A Florida man has admitted playing a key role in flooding Eastern Kentucky with hundreds of thousands of pain pills.
Joel A. Shumrak, 67, pleaded guilty Tuesday to federal charges of conspiring to illegally distribute pain pills and conspiracy to launder money. He also pleaded guilty to a count under which he will forfeit millions of dollars to the government.
The plea deal calls for a sentence of 14 years.

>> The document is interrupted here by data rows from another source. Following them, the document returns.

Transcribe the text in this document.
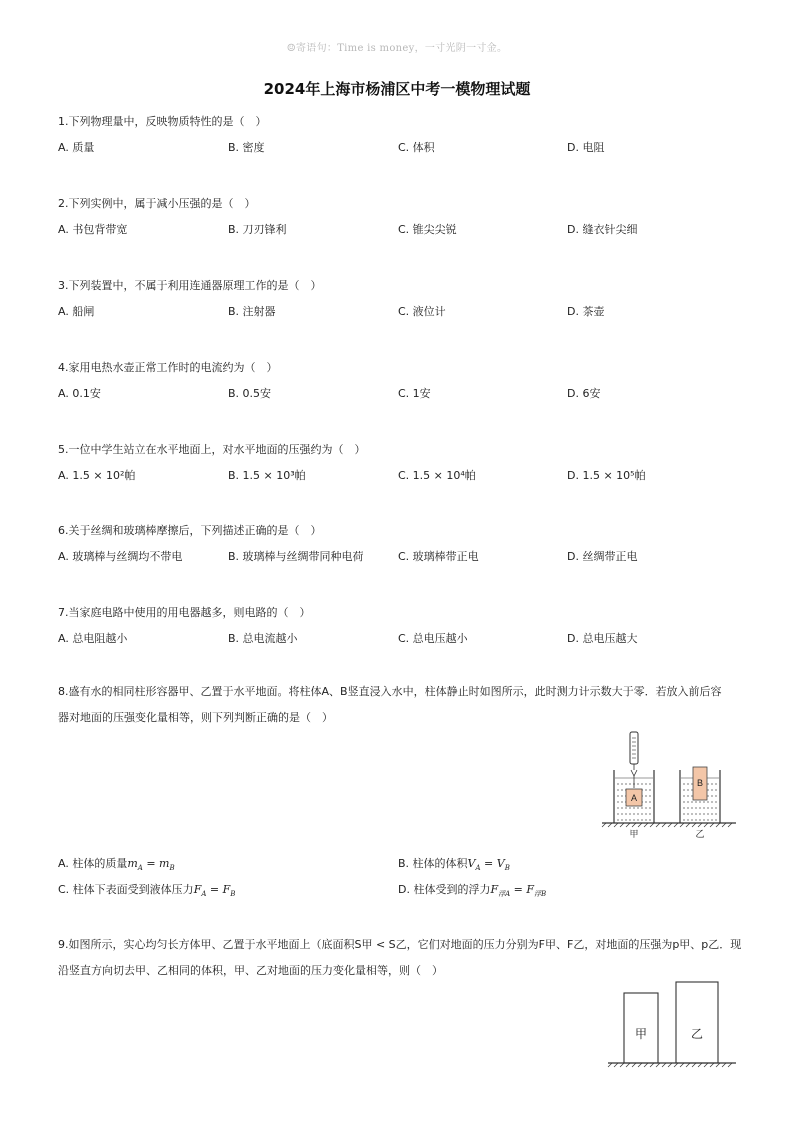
☺寄语句：Time is money，一寸光阴一寸金。
2024年上海市杨浦区中考一模物理试题
1.下列物理量中，反映物质特性的是（　）
A. 质量	B. 密度	C. 体积	D. 电阻
2.下列实例中，属于减小压强的是（　）
A. 书包背带宽	B. 刀刃锋利	C. 锥尖尖锐	D. 缝衣针尖细
3.下列装置中，不属于利用连通器原理工作的是（　）
A. 船闸	B. 注射器	C. 液位计	D. 茶壶
4.家用电热水壶正常工作时的电流约为（　）
A. 0.1安	B. 0.5安	C. 1安	D. 6安
5.一位中学生站立在水平地面上，对水平地面的压强约为（　）
A. 1.5 × 10²帕	B. 1.5 × 10³帕	C. 1.5 × 10⁴帕	D. 1.5 × 10⁵帕
6.关于丝绸和玻璃棒摩擦后，下列描述正确的是（　）
A. 玻璃棒与丝绸均不带电	B. 玻璃棒与丝绸带同种电荷	C. 玻璃棒带正电	D. 丝绸带正电
7.当家庭电路中使用的用电器越多，则电路的（　）
A. 总电阻越小	B. 总电流越小	C. 总电压越小	D. 总电压越大
8.盛有水的相同柱形容器甲、乙置于水平地面。将柱体A、B竖直浸入水中，柱体静止时如图所示，此时测力计示数大于零．若放入前后容
器对地面的压强变化量相等，则下列判断正确的是（　）
A
B
甲	乙
A. 柱体的质量$m_A = m_B$	B. 柱体的体积$V_A = V_B$
C. 柱体下表面受到液体压力$F_A = F_B$	D. 柱体受到的浮力$F_{浮A} = F_{浮B}$
9.如图所示，实心均匀长方体甲、乙置于水平地面上（底面积S甲 < S乙，它们对地面的压力分别为F甲、F乙，对地面的压强为p甲、p乙．现
沿竖直方向切去甲、乙相同的体积，甲、乙对地面的压力变化量相等，则（　）
甲	乙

Shumrak is to be sentenced in August.
Shumrak owned a clinic in Fort Lauderdale called the Pain Center of Broward and another in north Georgia that authorities alleged were pill mills — operations in which doctors give prescriptions to drug addicts and dealers with little or no real physical examination, usually for cash.
Shumrak grossed $15 million from June 2008 to May 2012, stashing much of it in offshore tax havens, authorities said in court documents.
Carloads of people from Kentucky, Tennessee, Alabama and other states traveled to Shumrak's clinics to get prescriptions, then sold or abused the pills at home, police charged.
Shumrak admitted that in many cases, he and clinic employees were aware that a large-scale drug dealer was paying the costs for a load of people to travel to Florida or Georgia. Typically in that arrangement, the sponsor would get a portion of the pills generated by the trip and then sell them.
Shumrak said in his plea agreement that he knew most of his Kentucky customers did not have a medical problem that warranted giving them the types and amounts of pills doctors at his clinics approved.
Two doctors told authorities they thought Shumrak fired them for not writing enough prescriptions, according to a court record.
Shumrak's clinics were key sources of pills for drug operations in Eastern Kentucky, including a number centered in Clay County, according to court records.
"I'd call him a kingpin," said Frank Rapier, head of the Appalachia High Intensity Drug Trafficking Area.
Six people charged with Shumrak have pleaded not guilty, including physicians Michael Stanley Johnston, Enrique A. Gonzalez-Pujol and George Pierce Jones III.
The others charged are Patricia A. Solomon, Catherine Nicole Russell and Carroll Lloyd Elliott.
Records show Shumrak's case was linked to others, including one in which one-time Manchester pharmacist Charles Terry Tenhet admitted filling thousands of prescriptions improperly.
Investigators identified cases in which people overdosed and died soon after filling prescriptions at Tenhet's Community Drug Pharmacy, according to court records.
Tenhet's case linked to cases in which drug dealers were accused of killing three people they thought had talked to police.